Kerja kelompok.
Levi dan Hange kini saling memandang canggung di depan pintu rumah milik Hange.
Tiba-tiba saja kedua orang tua Hange ada keperluan, hingga mau tak mau mereka harus berduaan.
“Eum.. kerjainnya di teras aja ya? gapapa kan?” ujar Hange ragu
Levi hanya mengangguk, kemudian duduk di salah satu kursi. Entah kenapa, Ia pun merasa gugup dan canggung? terutama ketika Ia menyadari ada yang berbeda dengan tampilan Hange.
Gadis itu terlihat rapih, rambutnya tergerai sempurna. Bahkan, wangi sampoonya pun tercium.

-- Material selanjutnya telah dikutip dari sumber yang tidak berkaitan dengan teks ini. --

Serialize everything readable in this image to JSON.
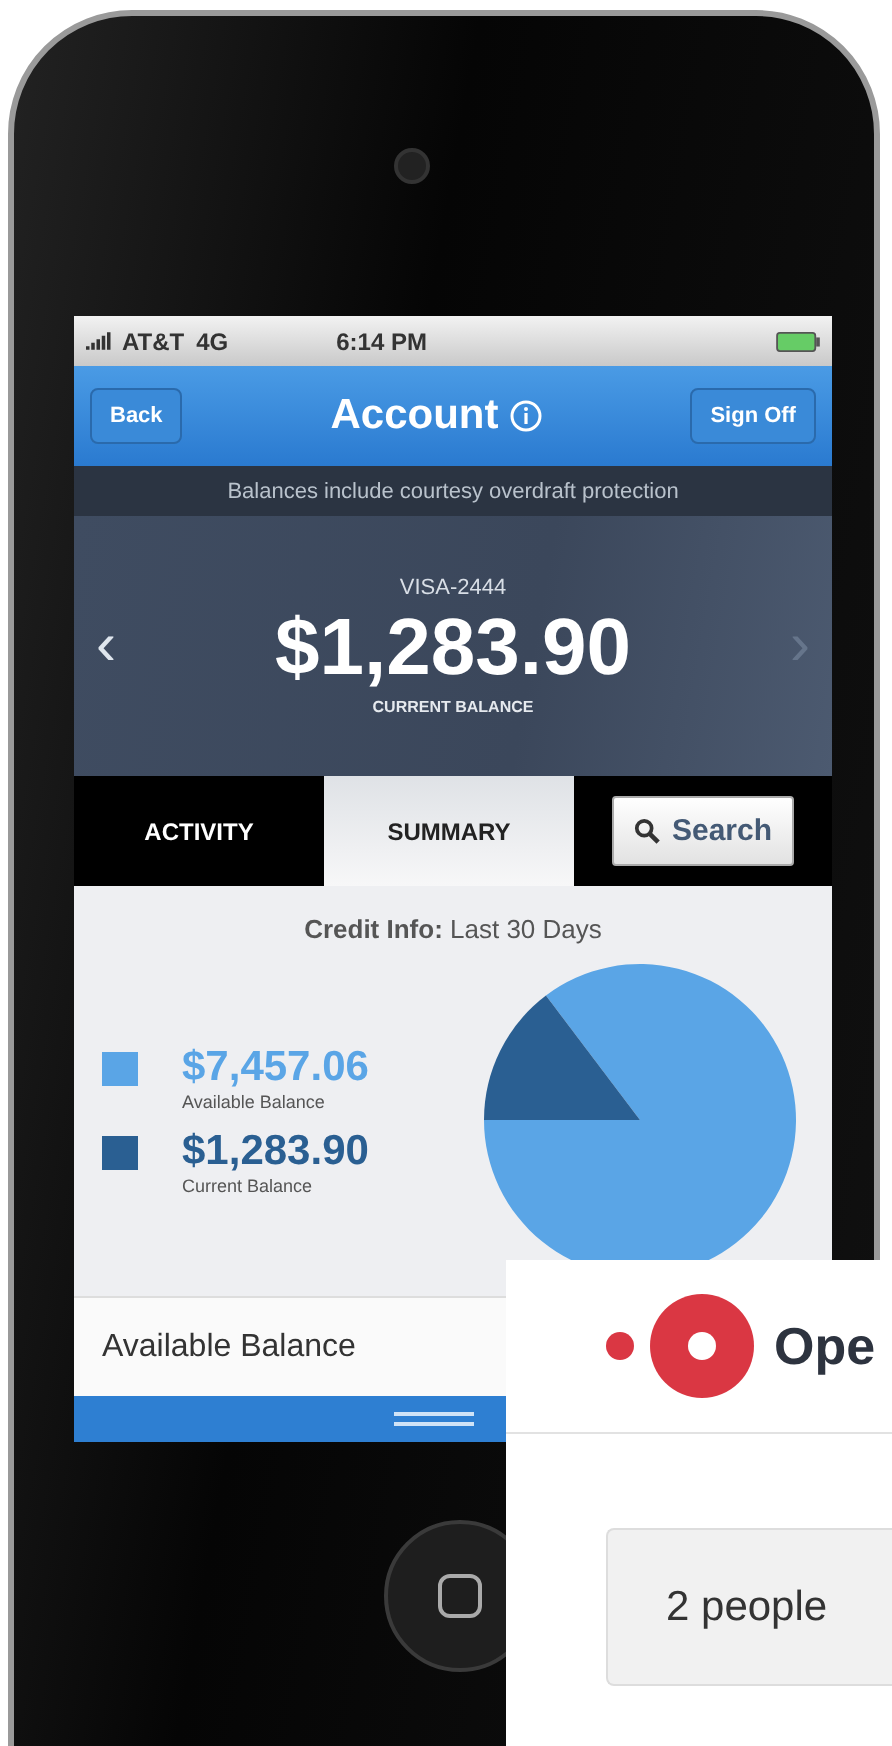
{
  "status_bar": {
    "carrier": "AT&T",
    "network": "4G",
    "time": "6:14 PM"
  },
  "nav_bar": {
    "back": "Back",
    "title": "Account",
    "sign_off": "Sign Off"
  },
  "notice": "Balances include courtesy overdraft protection",
  "account_card": {
    "prev": "‹",
    "account": "VISA-2444",
    "balance": "$1,283.90",
    "caption": "CURRENT BALANCE",
    "next": "›"
  },
  "tabs": [
    {
      "label": "ACTIVITY",
      "selected": false
    },
    {
      "label": "SUMMARY",
      "selected": true
    }
  ],
  "search_button": "Search",
  "summary": {
    "heading": "**Credit Info:** Last 30 Days",
    "legend": [
      {
        "amount": "$7,457.06",
        "label": "Available Balance",
        "color": "#5aa5e6"
      },
      {
        "amount": "$1,283.90",
        "label": "Current Balance",
        "color": "#2a5f92"
      }
    ],
    "chart_data": {
      "type": "pie",
      "values": [
        85.3,
        14.7
      ]
    }
  },
  "list_row": "Available Balance",
  "booking_widget": {
    "brand": "Ope",
    "party_size": "2 people"
  }
}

Hange itu cantik, tapi hari ini kadar cantiknya meningkat. Bahkan celana pendek dan sweater terlihat berkali-kali lipat lebih cantik ketika digunakan di tubuhnya yang tinggi. Levi berani bertaruh, jika saja gadis itu lebih memerhatikan dirinya pasti akan banyak yang mengajaknya berkencan.
“Mau minum apa?” pertanyaan Hange membuat dirinya kembali tersadar dari lamunannya
“Apa aja” balas Levi singkat
“Oke, tunggu diambilin dulu” sahut Hange lalu meninggalkan Levi sendirian.
Sepanjang waktu mereka sibuk dengan tugas masing-masing, walau kadang Levi mencuri waktu untuk sekedar memperhatikan gadis di hadapannya.
Dibalik sifatnya yang aneh -untuk ukuran Levi-, gadis itu sangat pintar dan dewasa. Pemikirannya selama diskusi membuat Levi kagum.
Levi rasanya bersyukur bisa melihat sisi lain Hange yang jarang diketahui orang lain. Anehnya, Ia tidak mau orang lain menyadari kecantikan Hange.
“Udah puas belum liatinnya?” ujar Hange memecah keheningan diantara mereka
Hange menaik-turunkan kedua alisnya sambil tersenyum menggoda Levi. Semburat merah tiba-tiba muncul di kedua pipi laki-laki itu
“IH SUMPAH LEVI PIPI LO MERAH BANGET” teriak Hange dengan tawa lepas
Dan sejak saat itu Levi tersadar bahwa gadis itu telah menyita seluruh perhatiannya.